Bill Quinn, chairman of Aviation Management Systems and a seasoned, level-headed observer of business aviation’s ups and downs, sees it this way: “Many publications like the WSJ are on the ropes and they will do anything they can to survive. In my view what they have done, and are doing, is irresponsible and certainly not in keeping with the legacy of the WSJ. However, if one considers that a starving animal will essentially eat its young in order to survive, then anything is fair game right now for these folks.”
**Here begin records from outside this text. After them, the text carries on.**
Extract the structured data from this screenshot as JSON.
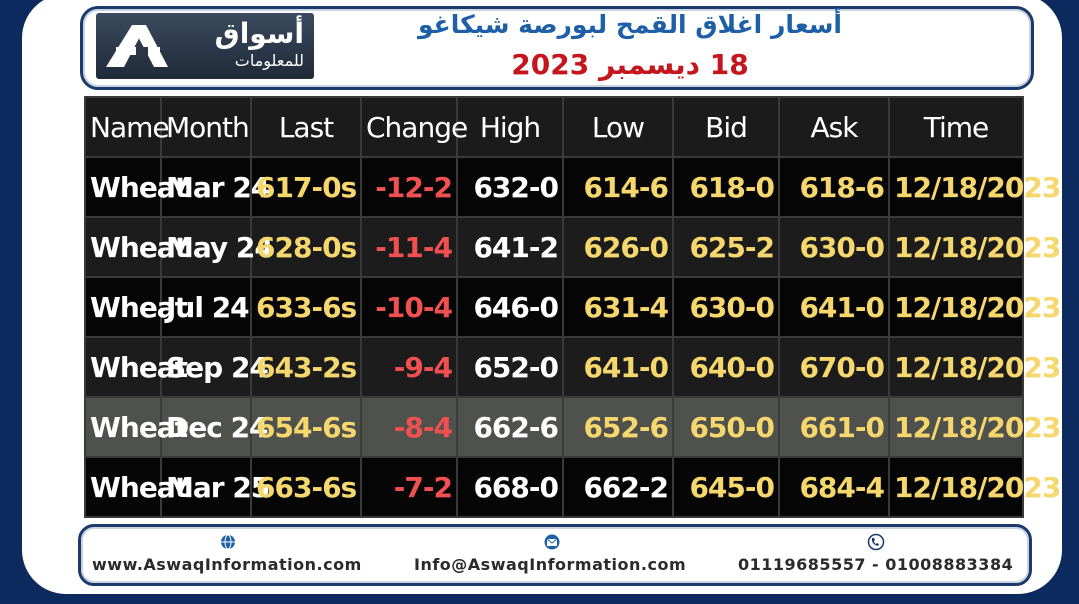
{
  "header": {
    "logo_text_line1": "أسواق",
    "logo_text_line2": "للمعلومات",
    "title": "أسعار اغلاق القمح لبورصة شيكاغو",
    "date": "18 ديسمبر 2023"
  },
  "table": {
    "columns": [
      "Name",
      "Month",
      "Last",
      "Change",
      "High",
      "Low",
      "Bid",
      "Ask",
      "Time"
    ],
    "rows": [
      {
        "name": "Wheat",
        "month": "Mar 24",
        "last": "617-0s",
        "change": "-12-2",
        "high": "632-0",
        "low": "614-6",
        "bid": "618-0",
        "ask": "618-6",
        "time": "12/18/2023"
      },
      {
        "name": "Wheat",
        "month": "May 24",
        "last": "628-0s",
        "change": "-11-4",
        "high": "641-2",
        "low": "626-0",
        "bid": "625-2",
        "ask": "630-0",
        "time": "12/18/2023"
      },
      {
        "name": "Wheat",
        "month": "Jul 24",
        "last": "633-6s",
        "change": "-10-4",
        "high": "646-0",
        "low": "631-4",
        "bid": "630-0",
        "ask": "641-0",
        "time": "12/18/2023"
      },
      {
        "name": "Wheat",
        "month": "Sep 24",
        "last": "643-2s",
        "change": "-9-4",
        "high": "652-0",
        "low": "641-0",
        "bid": "640-0",
        "ask": "670-0",
        "time": "12/18/2023"
      },
      {
        "name": "Wheat",
        "month": "Dec 24",
        "last": "654-6s",
        "change": "-8-4",
        "high": "662-6",
        "low": "652-6",
        "bid": "650-0",
        "ask": "661-0",
        "time": "12/18/2023"
      },
      {
        "name": "Wheat",
        "month": "Mar 25",
        "last": "663-6s",
        "change": "-7-2",
        "high": "668-0",
        "low": "662-2",
        "bid": "645-0",
        "ask": "684-4",
        "time": "12/18/2023"
      }
    ]
  },
  "footer": {
    "website": "www.AswaqInformation.com",
    "email": "Info@AswaqInformation.com",
    "phones": "01119685557 - 01008883384",
    "website_icon": "globe-icon",
    "email_icon": "envelope-icon",
    "phone_icon": "phone-icon"
  },
  "colors": {
    "title_blue": "#1f5fa8",
    "date_red": "#c4161c",
    "negative_red": "#f05050",
    "value_yellow": "#f5d76e",
    "frame_navy": "#1a3a6e"
  }
}
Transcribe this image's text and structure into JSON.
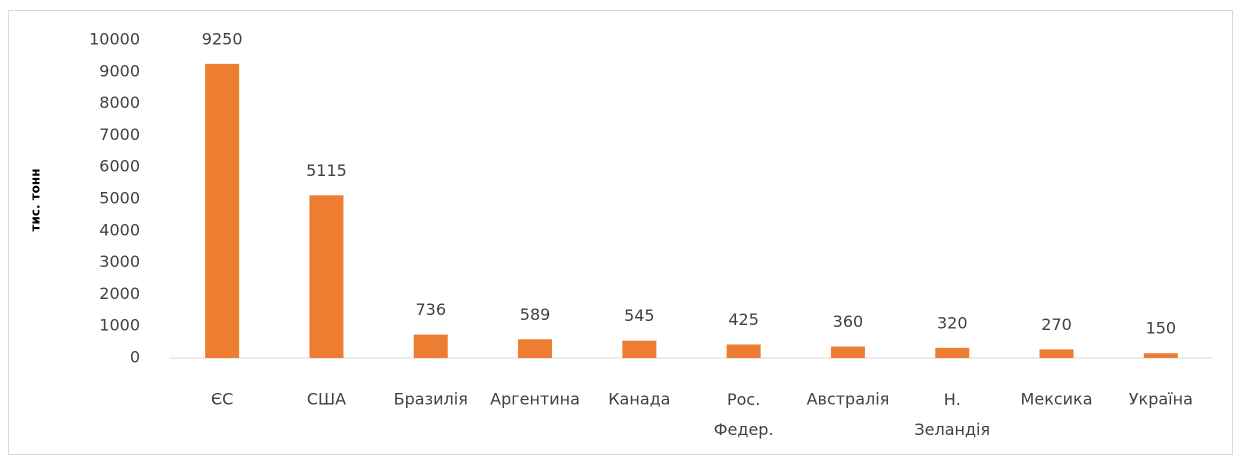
{
  "chart_data": {
    "type": "bar",
    "y_label": "тис. тонн",
    "categories": [
      "ЄС",
      "США",
      "Бразилія",
      "Аргентина",
      "Канада",
      "Рос. Федер.",
      "Австралія",
      "Н. Зеландія",
      "Мексика",
      "Україна"
    ],
    "values": [
      9250,
      5115,
      736,
      589,
      545,
      425,
      360,
      320,
      270,
      150
    ],
    "color": "#ed7d31",
    "ylim": [
      0,
      10000
    ],
    "yticks": [
      0,
      1000,
      2000,
      3000,
      4000,
      5000,
      6000,
      7000,
      8000,
      9000,
      10000
    ],
    "grid": false
  }
}
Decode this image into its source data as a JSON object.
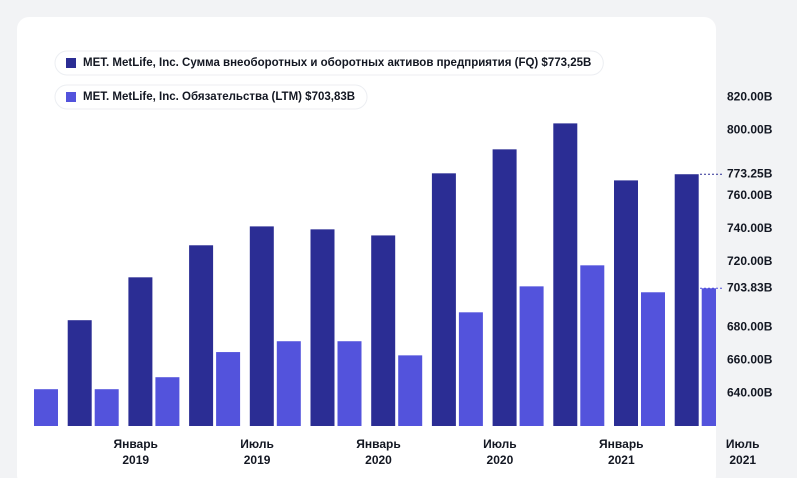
{
  "chart_data": {
    "type": "bar",
    "categories": [
      null,
      "Январь 2019",
      null,
      "Июль 2019",
      null,
      "Январь 2020",
      null,
      "Июль 2020",
      null,
      "Январь 2021",
      null,
      "Июль 2021"
    ],
    "series": [
      {
        "name": "MET. MetLife, Inc. Сумма внеоборотных и оборотных активов предприятия (FQ) $773,25B",
        "color": "#2b2d94",
        "values": [
          null,
          684.4,
          710.5,
          730,
          741.5,
          739.7,
          736,
          773.8,
          788.4,
          804.2,
          769.5,
          773.25
        ]
      },
      {
        "name": "MET. MetLife, Inc. Обязательства (LTM) $703,83B",
        "color": "#5353dc",
        "values": [
          642.4,
          642.4,
          649.7,
          665,
          671.6,
          671.6,
          663,
          689.2,
          705,
          717.8,
          701.4,
          703.83
        ]
      }
    ],
    "annotations": [
      {
        "value": 773.25,
        "label": "773.25B",
        "color": "#2b2d94"
      },
      {
        "value": 703.83,
        "label": "703.83B",
        "color": "#5353dc"
      }
    ],
    "ylim": [
      620,
      830
    ],
    "yticks": [
      {
        "value": 640,
        "label": "640.00B"
      },
      {
        "value": 660,
        "label": "660.00B"
      },
      {
        "value": 680,
        "label": "680.00B"
      },
      {
        "value": 720,
        "label": "720.00B"
      },
      {
        "value": 740,
        "label": "740.00B"
      },
      {
        "value": 760,
        "label": "760.00B"
      },
      {
        "value": 800,
        "label": "800.00B"
      },
      {
        "value": 820,
        "label": "820.00B"
      }
    ]
  }
}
The same research that the WSJ brought to bear on New York mayor Michael Bloomberg’s private-jet travels has now been applied to a broader swath of the fleet, and the paper’s so-called JetTracker makes available the origins, destinations and dates of trips flown by corporate jets between 2007 and 2010–regardless of whether or not the operators had chosen to apply the privacy protections of the currently threatened Barr (block aircraft registration request) program (see page XX). JetTracker is not a live feed of current movements but a compilation of historical data for those years.
Cleverly, the paper promotes JetTracker as a capitalist tool that could give readers inside knowledge on a company’s movements as an indicator of merger/acquisition activity. One of the articles cited, with 20/20 hindsight, the S-76 crash that dunked a cabin load of MBNA executives in New York’s East River as they were taking off to return to Delaware after merger negotiations. Again with perfect hindsight, the WSJ pronounced that Caterpillar’s purchase of Bucyrus could have been foreseen had the lid been off its jet’s movements. It is corporations’ distaste for just this sort of corporate espionage, of course, that is behind the effort to protect and preserve Barr.
Since the WSJ’s own protective layer of spokespersons was distinctly uncommunicative last time around with the Bloomberg article, AIN did not try to reach the paper for comment about its latest assault on business aviation. Back in February, the gatekeepers told AIN simply that the paper does not publicly discuss its newsgathering.